Leyla Safta-Zecheria, Humboldt University, Berlin, Germany:

— I also got to know about the Changing Europe School last year: from my academic supervisor who told me how to apply. But unfortunately I could not come here last year, so I asked my supervisor to tell me when such an opportunity appeared again. As you see, this year, I sent an application and became a school participant. I prepared my research specially for this school, and it was dedicated to analyzing path dependency in the Romanian psychiatric system. I am studying how the ideas of human rights were adopted in post-socialist countries and what impact this process had, in particular, on the state of the Romanian psychiatric system. For example, I am interested in why legal changes in this sphere have not been reflected in practice. I was particularly impressed with how our papers were discussed during the school, it was a very useful time for me.

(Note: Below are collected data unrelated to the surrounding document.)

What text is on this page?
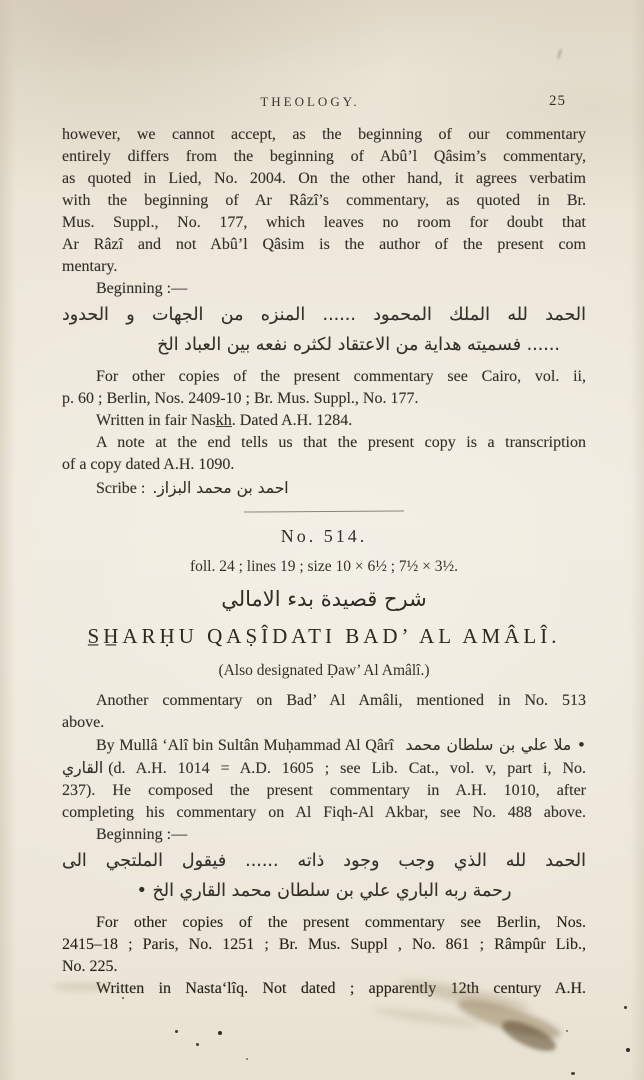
THEOLOGY.	25
however, we cannot accept, as the beginning of our commentary
entirely differs from the beginning of Abû’l Qâsim’s commentary,
as quoted in Lied, No. 2004. On the other hand, it agrees verbatim
with the beginning of Ar Râzî’s commentary, as quoted in Br.
Mus. Suppl., No. 177, which leaves no room for doubt that
Ar Râzî and not Abû’l Qâsim is the author of the present com
mentary.
Beginning :—
الحمد لله الملك المحمود ...... المنزه من الجهات و الحدود
...... فسميته هداية من الاعتقاد لكثره نفعه بين العباد الخ
For other copies of the present commentary see Cairo, vol. ii,
p. 60 ; Berlin, Nos. 2409-10 ; Br. Mus. Suppl., No. 177.
Written in fair Nask̲h̲. Dated A.H. 1284.
A note at the end tells us that the present copy is a transcription
of a copy dated A.H. 1090.
Scribe : احمد بن محمد البزاز.
No. 514.
foll. 24 ; lines 19 ; size 10 × 6½ ; 7½ × 3½.
شرح قصيدة بدء الامالي
S̲H̲ARḤU QAṢÎDATI BAD’ AL AMÂLÎ.
(Also designated Ḍaw’ Al Amâlî.)
Another commentary on Bad’ Al Amâli, mentioned in No. 513
above.
By Mullâ ‘Alî bin Sultân Muḥammad Al Qârî • ملا علي بن سلطان محمد
القاري (d. A.H. 1014 = A.D. 1605 ; see Lib. Cat., vol. v, part i, No.
237). He composed the present commentary in A.H. 1010, after
completing his commentary on Al Fiqh-Al Akbar, see No. 488 above.
Beginning :—
الحمد لله الذي وجب وجود ذاته ...... فيقول الملتجي الى
رحمة ربه الباري علي بن سلطان محمد القاري الخ •
For other copies of the present commentary see Berlin, Nos.
2415–18 ; Paris, No. 1251 ; Br. Mus. Suppl , No. 861 ; Râmpûr Lib.,
No. 225.
Written in Nasta‘lîq. Not dated ; apparently 12th century A.H.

Vasile Rotaru, National School of Political Studies and Public Administration, Bucharest, Romania:

— For six months I conducted research at the University of Leuven, and from a colleague there I found out about the opportunity to participate in the Changing Europe summer school. I thought it might be useful for my work, applied, and was delighted to be selected. The focus of my research is the Eastern Partnership programme and its impact on the EU-Russia relations. Is this EU initiative a challenge to Russian foreign policy on post-socialist space? How will Russia react to it? Have EU-Russia relations changed since the launch of this programme in 2009? Those are the questions I am trying to find answers to. It was interesting to listen to opinions about my work from colleagues as well as from experienced researchers and HSE professors. The school brought together people specializing in different fields of economics, sociology, political science, and even anthropology. On one hand, this is no bad thing, but on the other hand, it would probably make sense to organize the discussions in sections. Not being an expert in certain fields, I, for example, did not always have an opportunity to ask substantive questions about the presented papers and competently participate in the discussion. But generally, participating in the school was a very interesting experience for me.

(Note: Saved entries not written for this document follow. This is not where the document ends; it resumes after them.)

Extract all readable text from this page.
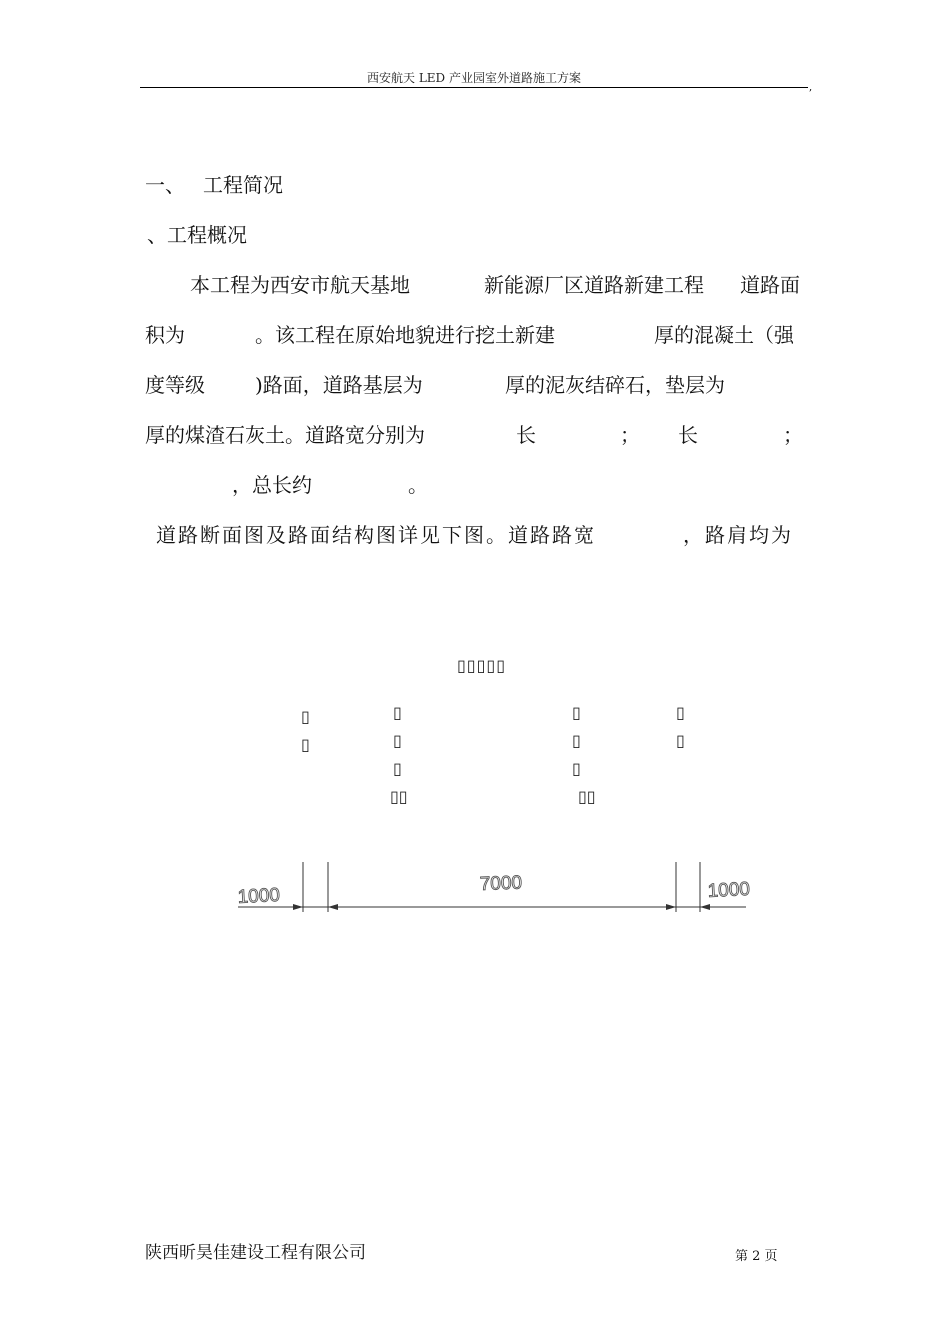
西安航天 LED 产业园室外道路施工方案
,
一、 工程简况
、工程概况
本工程为西安市航天基地	新能源厂区道路新建工程 道路面
积为	。该工程在原始地貌进行挖土新建	厚的混凝土（强
度等级	)路面，道路基层为	厚的泥灰结碎石，垫层为
厚的煤渣石灰土。道路宽分别为	长	； 长	；
，总长约	。
道路断面图及路面结构图详见下图。道路路宽	，路肩均为
▯▯▯▯▯
▯
▯
▯
▯
▯
▯▯
▯
▯
▯
▯▯
▯
▯
1000
7000	1000
陕西昕昊佳建设工程有限公司	第 2 页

Margarita Zobnina, Associate Professor at the HSE Department of Strategic Marketing:

— For me it was interesting to see how international colleagues work on their PhDs: I am now considering  a PhD degree. But this interest was not the only reason for my participation in the school. It is always useful to broaden your outlook, to get to know what problems your colleagues are working on, what approaches to academic work they have, and how representatives of different disciplines solve similar research tasks. In the paper which I presented at the school, I analyzed the difference in consumer expectations in the hospitality sector on the basis of the Kano model. I looked at the differences between age groups as well as between experienced travelers and those who have never traveled abroad before. It turned out that the difference between ‘senior’ travelers and the ‘younger’ ones is more substantial than between experienced and novice travelers. I believe the school’s interdisciplinary approach was one of its undoubted advantages. We had an opportunity to look at the evolution of various processes from different perspectives: for example, to find out which political science approaches can be used in marketing, what Total Quality Management tools can be used in sociology, and so on. This is much more interesting than to be locked in one’s own narrow specialization.